Hawking + Galois ≠ Normal Group

I took my son to Books-A-Million some time ago and saw that Steven Hawking has a bunch of books out. In the book God created the integers...* he has selected excerpts from some of the greatest advances in mathematics. From Εὐκλείδης (Euclid) to Gauß (Gauss) to Лобачевский (Lobachevsky) to Galois, Hawking discusses briefly a biography of each mathematician, the contribution made, and the importance of that contribution. I browsed it and was impressed.

If you look for it online, you will find a lot of negative reviews. Why? Many people complain about typos and errors. I hate to say this, but they have a point. Hawking sometimes gets his math wrong, seriously wrong.

The most egregious example I found was in Galois theory. Here is how Hawking summarizes it on page 805 of the text:

To be brief, Galois demonstrated that the general polynomial of degree n could be solved by radicals if and only if every subgroup N of the group of permutations Sn is a normal subgroup. Then he demonstrated that every subgroup of Sn is normal for all n ≤ 4 but not for any n > 5.
Unfortunately, Galois Theory cannot be summarized so briefly. Even a reader who is not mathematically inclined may be wondering, What about the case where n = 5? A typographical error has concealed the fact that the case n = 5 falls into the latter category (of general polynomials whose roots cannot be found by radicals).

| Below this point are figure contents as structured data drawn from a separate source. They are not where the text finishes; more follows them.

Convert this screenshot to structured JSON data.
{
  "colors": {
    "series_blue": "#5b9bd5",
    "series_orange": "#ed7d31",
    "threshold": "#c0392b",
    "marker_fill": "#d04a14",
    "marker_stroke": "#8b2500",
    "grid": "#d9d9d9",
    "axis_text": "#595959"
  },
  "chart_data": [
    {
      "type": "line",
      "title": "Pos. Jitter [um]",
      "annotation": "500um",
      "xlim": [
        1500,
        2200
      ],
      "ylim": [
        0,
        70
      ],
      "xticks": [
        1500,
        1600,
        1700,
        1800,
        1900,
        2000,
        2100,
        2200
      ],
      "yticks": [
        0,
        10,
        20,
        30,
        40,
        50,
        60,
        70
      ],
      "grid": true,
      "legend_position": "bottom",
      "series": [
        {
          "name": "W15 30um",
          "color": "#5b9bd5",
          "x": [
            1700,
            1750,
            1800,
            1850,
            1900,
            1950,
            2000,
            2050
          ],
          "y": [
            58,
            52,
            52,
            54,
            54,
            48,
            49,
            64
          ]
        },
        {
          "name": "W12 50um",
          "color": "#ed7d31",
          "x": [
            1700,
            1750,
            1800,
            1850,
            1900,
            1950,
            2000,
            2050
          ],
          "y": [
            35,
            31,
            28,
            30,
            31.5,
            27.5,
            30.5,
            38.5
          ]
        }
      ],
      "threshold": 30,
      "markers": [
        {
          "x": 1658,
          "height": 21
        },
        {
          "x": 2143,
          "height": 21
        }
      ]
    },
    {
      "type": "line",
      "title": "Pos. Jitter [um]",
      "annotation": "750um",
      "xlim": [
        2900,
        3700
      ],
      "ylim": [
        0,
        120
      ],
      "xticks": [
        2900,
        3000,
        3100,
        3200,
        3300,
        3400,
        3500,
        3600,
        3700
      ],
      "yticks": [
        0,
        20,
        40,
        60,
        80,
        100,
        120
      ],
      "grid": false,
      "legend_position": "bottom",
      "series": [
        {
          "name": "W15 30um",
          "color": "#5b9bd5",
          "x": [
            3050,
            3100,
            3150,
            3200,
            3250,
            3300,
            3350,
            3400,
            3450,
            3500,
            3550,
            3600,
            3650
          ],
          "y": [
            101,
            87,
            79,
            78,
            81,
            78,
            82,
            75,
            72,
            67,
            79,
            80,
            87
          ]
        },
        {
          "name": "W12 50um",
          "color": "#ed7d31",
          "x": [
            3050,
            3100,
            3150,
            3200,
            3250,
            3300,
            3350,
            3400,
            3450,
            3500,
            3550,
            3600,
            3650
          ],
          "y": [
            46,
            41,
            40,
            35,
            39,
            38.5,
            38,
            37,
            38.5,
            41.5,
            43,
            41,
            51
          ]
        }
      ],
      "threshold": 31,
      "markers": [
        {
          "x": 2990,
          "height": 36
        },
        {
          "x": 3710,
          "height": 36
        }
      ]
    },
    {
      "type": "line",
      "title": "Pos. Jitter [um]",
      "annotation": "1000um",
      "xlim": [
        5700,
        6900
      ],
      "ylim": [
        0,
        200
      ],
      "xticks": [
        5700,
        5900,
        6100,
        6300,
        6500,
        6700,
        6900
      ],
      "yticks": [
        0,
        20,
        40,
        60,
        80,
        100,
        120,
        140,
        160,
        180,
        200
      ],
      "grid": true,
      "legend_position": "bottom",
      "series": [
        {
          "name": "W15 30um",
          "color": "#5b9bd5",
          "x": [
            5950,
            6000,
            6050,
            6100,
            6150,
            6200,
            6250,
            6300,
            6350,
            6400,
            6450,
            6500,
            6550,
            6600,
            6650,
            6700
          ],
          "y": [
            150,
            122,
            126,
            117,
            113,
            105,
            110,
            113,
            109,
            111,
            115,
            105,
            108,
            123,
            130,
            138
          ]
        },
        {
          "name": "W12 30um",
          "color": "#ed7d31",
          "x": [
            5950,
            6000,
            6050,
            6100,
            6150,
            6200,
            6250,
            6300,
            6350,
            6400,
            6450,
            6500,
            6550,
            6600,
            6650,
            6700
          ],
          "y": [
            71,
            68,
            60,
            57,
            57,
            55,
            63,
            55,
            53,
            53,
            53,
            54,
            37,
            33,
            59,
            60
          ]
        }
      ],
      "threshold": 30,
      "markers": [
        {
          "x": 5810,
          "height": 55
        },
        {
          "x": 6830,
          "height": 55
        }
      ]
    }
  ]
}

That typo pales in comparison to a bigger problem, which is that Hawking's explanation is wrong. Not every subgroup of S3 is normal: for example, {(1),(12)} is not normal. Nor is every subgroup of S4 normal. Hawking's statement implies that the general polynomials of degree 3 and 4 cannot be solved by radicals. This is false.

What actually happens is that you have to construct a certain sequence of "proper normal subgroups". This becomes impossible for n ≥ 5 because a normal subgroup of Sn called An has no proper normal subgroups, and we need it to have them.

This is a strange error to have in such a book. I wonder if it's merely an example of how even great scientists can make some pretty bad mistakes when they try to summarize the work of other great scientists outside their own fields.

I am obviously not a great scientist; I make mistakes when summarizing my own work. Just this past Friday, I worked myself into an obsessive panic after thinking a theorem I wrote a year and a half ago is "obviously wrong". I didn't realize that it was correct after all until that evening while I was putting my oldest daughter to sleep. That mistake was amazingly important nevertheless; it provided me with an insight that I hadn't observed a year and a half ago—or if I did, I had forgotten it.

All that said, Hawking is right; these are some of the most beautiful and most important results in mathematics. If you have the time to peruse it and the energy to get around the errors and typos, you might find it a salutary read.

*"God created the integers...": This title is due to a quote of Leopold Kronecker, who was quite a character in mathematics. The full quote is "God created the integers; all else is the work of man."

[This post was 3 months in the making; the original draft was on 13 January 2008. That's how long it took me to get around to returning to Books-A-Million, finding the book in question, and verifying the quote above. I didn't want to write this sort of entry based on a faulty reading of the text!]